Cały dzisiejszy dzień, nie poszedł zgodnie z planem. Co ja mówię, już noc była nie taka, spałam byle jak i wstałam zmęczona jak po wykopkach. Jeździłam na wykopki w czasach młodości, więc wiem co mówię. Nie, żebym jakąś leciwą staruszką była, broń Boże. Tylko, że wtedy jeszcze do 04.06.1989 roku, bardzo daleko było. No i wzięłam się z tym trudnym dniem za bary. Sama przed sobą pieścić się przecież nie będę a, że fotonów był ci dzisiaj u nas dostatek, ( bo dzień był słoneczny więc darmowa fototerapia zapewniona ), to i samopoczucie miało szansę się poprawić. Ciężko było bo ciągle "pod górkę". Tylko co z tego, że pod górkę, że ciężko kiedy w środę muszę być gotowa na przyjazd moich. Kiedy w lodówce światło, a w mieszkaniu?, też światło. Sprężyłam się i z samego rana zrobiłam duuże zakupy.

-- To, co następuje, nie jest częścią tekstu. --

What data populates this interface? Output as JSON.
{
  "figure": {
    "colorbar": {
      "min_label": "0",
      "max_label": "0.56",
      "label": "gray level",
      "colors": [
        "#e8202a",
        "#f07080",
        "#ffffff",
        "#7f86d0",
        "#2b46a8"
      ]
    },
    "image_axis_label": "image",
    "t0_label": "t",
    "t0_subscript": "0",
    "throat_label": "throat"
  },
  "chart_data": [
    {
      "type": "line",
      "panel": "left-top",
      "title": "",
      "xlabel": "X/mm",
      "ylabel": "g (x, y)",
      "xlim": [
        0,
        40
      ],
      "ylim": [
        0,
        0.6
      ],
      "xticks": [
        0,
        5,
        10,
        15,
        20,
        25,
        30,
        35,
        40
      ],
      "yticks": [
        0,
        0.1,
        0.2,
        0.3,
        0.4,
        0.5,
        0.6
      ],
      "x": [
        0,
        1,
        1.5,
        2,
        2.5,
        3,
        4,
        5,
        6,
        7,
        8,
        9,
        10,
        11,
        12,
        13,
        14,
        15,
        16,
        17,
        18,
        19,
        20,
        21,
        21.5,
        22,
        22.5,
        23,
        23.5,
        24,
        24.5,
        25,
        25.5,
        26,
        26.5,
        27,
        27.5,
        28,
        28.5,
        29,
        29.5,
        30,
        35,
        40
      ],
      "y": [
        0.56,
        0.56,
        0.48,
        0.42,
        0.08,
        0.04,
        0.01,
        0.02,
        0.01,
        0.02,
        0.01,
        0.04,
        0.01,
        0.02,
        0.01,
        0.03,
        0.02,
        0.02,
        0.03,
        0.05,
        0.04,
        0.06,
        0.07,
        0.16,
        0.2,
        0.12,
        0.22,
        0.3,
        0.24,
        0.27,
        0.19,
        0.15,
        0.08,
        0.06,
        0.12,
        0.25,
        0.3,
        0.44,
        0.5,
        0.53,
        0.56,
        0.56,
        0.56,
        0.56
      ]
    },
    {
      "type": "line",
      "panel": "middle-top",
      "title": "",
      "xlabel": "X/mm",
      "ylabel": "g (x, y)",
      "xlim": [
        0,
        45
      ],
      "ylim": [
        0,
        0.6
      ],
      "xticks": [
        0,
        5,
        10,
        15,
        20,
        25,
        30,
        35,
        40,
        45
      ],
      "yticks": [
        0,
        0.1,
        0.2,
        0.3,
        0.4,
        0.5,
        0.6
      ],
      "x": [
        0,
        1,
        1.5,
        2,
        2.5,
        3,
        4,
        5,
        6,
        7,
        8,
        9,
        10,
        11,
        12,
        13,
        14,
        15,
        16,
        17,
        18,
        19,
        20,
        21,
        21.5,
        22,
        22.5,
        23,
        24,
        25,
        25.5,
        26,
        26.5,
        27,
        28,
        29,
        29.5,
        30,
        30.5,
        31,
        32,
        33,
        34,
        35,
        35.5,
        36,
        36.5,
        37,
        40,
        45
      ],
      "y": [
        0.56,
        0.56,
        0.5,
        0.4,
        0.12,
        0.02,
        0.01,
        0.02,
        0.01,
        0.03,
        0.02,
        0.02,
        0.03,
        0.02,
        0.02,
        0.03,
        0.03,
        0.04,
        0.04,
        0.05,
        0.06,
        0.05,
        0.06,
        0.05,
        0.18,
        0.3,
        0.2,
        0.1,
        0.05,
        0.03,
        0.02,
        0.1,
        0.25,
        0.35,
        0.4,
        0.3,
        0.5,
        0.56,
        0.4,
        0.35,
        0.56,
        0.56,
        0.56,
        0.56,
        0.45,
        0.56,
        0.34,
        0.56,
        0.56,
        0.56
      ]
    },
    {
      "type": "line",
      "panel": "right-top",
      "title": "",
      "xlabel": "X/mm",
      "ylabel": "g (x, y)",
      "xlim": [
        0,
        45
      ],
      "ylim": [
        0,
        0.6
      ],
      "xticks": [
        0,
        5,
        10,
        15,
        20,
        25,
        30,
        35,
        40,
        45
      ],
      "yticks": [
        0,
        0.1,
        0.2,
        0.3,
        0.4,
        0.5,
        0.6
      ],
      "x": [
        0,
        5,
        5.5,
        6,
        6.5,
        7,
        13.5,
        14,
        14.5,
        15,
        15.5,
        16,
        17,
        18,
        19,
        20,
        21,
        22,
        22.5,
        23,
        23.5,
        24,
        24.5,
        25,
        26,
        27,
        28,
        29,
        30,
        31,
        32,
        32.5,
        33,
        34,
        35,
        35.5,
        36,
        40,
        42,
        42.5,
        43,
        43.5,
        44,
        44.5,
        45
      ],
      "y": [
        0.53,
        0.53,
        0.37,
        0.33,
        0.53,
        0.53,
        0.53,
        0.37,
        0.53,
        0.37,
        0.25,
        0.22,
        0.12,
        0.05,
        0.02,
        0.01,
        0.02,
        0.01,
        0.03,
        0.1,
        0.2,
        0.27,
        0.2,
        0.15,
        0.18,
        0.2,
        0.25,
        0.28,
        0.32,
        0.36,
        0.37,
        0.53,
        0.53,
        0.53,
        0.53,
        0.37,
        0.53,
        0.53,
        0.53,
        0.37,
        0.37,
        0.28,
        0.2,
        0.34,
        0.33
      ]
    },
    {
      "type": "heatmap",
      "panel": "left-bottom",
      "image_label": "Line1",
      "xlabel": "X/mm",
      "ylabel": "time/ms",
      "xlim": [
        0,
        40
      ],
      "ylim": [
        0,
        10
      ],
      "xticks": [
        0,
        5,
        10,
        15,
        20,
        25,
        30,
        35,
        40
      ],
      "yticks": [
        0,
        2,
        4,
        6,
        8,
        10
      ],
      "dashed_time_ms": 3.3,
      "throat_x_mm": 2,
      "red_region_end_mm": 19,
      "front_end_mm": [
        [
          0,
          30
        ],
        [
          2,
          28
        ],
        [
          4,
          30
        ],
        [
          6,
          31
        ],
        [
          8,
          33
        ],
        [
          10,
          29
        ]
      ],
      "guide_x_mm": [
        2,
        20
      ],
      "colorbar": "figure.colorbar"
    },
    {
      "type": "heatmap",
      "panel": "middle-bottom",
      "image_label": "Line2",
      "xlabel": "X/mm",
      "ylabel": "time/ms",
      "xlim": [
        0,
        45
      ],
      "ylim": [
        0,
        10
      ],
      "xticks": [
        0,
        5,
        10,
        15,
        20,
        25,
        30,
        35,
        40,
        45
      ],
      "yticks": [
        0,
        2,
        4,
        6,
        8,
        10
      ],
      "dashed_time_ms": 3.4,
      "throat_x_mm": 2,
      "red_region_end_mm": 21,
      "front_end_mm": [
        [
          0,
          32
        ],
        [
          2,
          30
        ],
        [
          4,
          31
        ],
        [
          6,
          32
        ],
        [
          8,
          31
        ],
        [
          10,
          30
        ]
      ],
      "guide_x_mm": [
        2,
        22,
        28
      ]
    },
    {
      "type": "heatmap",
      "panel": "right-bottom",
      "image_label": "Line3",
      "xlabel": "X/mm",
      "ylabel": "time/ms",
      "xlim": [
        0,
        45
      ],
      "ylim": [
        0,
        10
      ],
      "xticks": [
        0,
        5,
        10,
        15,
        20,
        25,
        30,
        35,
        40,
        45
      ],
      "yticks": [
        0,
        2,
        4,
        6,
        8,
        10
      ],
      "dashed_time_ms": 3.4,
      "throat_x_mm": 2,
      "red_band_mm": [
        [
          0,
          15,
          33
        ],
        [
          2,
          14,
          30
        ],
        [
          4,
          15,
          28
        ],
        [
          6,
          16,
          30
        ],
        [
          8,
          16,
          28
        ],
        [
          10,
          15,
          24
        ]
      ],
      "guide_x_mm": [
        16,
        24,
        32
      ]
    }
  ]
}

Przy takiej pogodzie chciało mi się też pobuszować w ogródku. Na rabatkach po deszczu gaj się zrobił, myślę ja sobie, ziemia taka mięciutka i przekwitnięte niezabudki trzeba usunąć, piękna robota mogłaby być. Wyszłam na balkon, spojrzałam na swoje hektary i cofnęłam się z powrotem. Nie dałam rady, ale ... ale to było podejście pierwsze. Pozwoliłam klapkom w mózgu przemeblować się i ... było podejście drugie. Tym razem skuteczne. Niezapominajki usunięte i zielepuch trochę również.
Pracowałam, a Kajtek na balkonie prosi i prosi żebym go wzięła do ogródka. Po schodkach sam zejść nie potrafi. Wzięłam chłopczyka, puściłam luzem i pracuję dalej. Kajtek biega, czegoś szuka, do pojnika dla ptaków podbiegł, krzaczki bukszpanu osikał, doniczki obwąchuje a ja pracuję. Kajtek nadal szuka, nagle szum , dziki pęd i szczek mojego pieska dobiegający gdzieś z osiedla. Co wyczaił i co pogonił nie mam pojęcia. Wrócił uspokojony i bardzo z siebie zadowolony, mój niskopienny pies myśliwski. Naturalnie, natychmiast dostał opieprz od pańci, za taką samowolkę. Nie wiem co z tego zrozumiał, ale kajał się i przepraszał . Rozwala mnie takim zachowaniem, mój kochany maluszek.